WASHINGTON, (PIC)
Haitham Arafat, an American of Palestinian origin who recently returned after being detained by Israeli occupation forces while participating in a humanitarian aid flotilla to Gaza, described the Israelis as “worse than the Nazis,” saying he was abducted from international waters before being imprisoned in Israeli jails.
More than 100 people welcomed Arafat at Dulles International Airport in Virginia, near Washington, waving Palestinian flags and holding signs reading “Welcome Home.” His mother was the first to embrace him as supporters chanted: “Welcome home, Haitham, you made us proud.”
The emotional reception included children carrying paper boats decorated with his name and messages reading “We love you,” while participants held a march demanding an end to US aid to Israel, condemning the killing of civilians and the detention of Palestinians, and calling for the release of prisoners. Chants included: “Free Palestine, Zionism will fall.”
Despite visible exhaustion after weeks at sea attempting to break the siege on Gaza, Arafat downplayed his own suffering, saying it was “nothing” compared to what Palestinians in Gaza endure daily.
In his first remarks after arriving home, he said: “I was able to come home. We were held in the same prison where people from Gaza had been detained. I saw their names written on the walls. I don’t know where they are now, or whether they ever made it home. This is not a prison, it’s a concentration camp.”
He added, “What we experienced for one day is nothing compared to what Palestinians go through. These detention camps are designed not just to humiliate you but to break your dignity and humanity and make you feel like you are not human.”
Arafat said thousands of Palestinians are subjected to humiliation inside Israeli prisons every day, adding: “We only exposed a tiny fraction of what Palestinians suffer, but thousands are living this nightmare daily, and something must be done.”

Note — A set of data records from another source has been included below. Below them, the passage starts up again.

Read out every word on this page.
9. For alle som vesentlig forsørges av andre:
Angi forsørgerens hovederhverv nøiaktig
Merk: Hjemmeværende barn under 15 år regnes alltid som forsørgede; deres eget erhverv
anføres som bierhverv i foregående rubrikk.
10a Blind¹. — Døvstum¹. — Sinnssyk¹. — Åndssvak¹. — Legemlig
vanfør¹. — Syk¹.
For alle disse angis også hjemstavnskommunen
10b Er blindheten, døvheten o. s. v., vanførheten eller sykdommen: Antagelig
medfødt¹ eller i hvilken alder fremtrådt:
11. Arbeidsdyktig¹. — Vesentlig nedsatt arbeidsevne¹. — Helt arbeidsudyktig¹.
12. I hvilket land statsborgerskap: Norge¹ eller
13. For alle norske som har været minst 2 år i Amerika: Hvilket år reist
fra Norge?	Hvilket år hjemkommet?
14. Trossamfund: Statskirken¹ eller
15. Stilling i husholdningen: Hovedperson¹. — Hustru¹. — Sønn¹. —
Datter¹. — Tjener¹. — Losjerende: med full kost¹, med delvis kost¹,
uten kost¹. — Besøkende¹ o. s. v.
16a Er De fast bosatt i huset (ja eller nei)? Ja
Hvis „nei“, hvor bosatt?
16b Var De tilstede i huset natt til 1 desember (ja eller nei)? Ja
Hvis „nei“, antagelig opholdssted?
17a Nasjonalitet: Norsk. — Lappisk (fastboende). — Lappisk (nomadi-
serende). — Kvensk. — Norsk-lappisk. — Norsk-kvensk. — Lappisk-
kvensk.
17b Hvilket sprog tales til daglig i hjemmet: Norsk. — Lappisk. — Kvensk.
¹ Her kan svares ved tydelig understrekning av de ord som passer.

He revealed that while leaving Ramon Airport, he saw 18 US military aircraft carrying both American and Israeli flags. “That’s why Israel can abduct people from international waters with the complicity of this government,” he said, adding that he felt ashamed of his American citizenship.
Arafat said he drew strength during his detention from the names of Palestinian prisoners engraved on prison walls, describing their situation as “hell.”
He recounted what he described as deliberate attempts to break the activists’ will because they tried to challenge the siege on Gaza and deliver humanitarian aid. He referred to the Israeli military as “an army that rapes women.”
“When you look at their procedures, it feels like you’re inside concentration camps and barbed wire fences,” he said. “They give you a number instead of a name, soldiers with machine guns watch you constantly, and if you do anything wrong, they may shoot you.”
He added that detainees were kept in handcuffs most of the time and were only allowed to sleep without restraints for four hours over two and a half days. “They forced us to bend down and keep our heads lowered, and if anyone tried to stand upright, they beat them,” he said.
Arafat also commented on the widely circulated video published by Itamar Ben-Gvir, saying, “Sometimes the arrogance of your enemy works in your favor. Without that video, no one would have believed us.”
He accused the administration of US President Donald Trump of being complicit with Israel and participating in a “genocide,” criticizing sanctions imposed on Palestinians and their leadership.
“We should never be ashamed to say that we have the right to defend ourselves,” he said. “International law gives us that right. The ones who should be sanctioned are the perpetrators of crimes, not us.”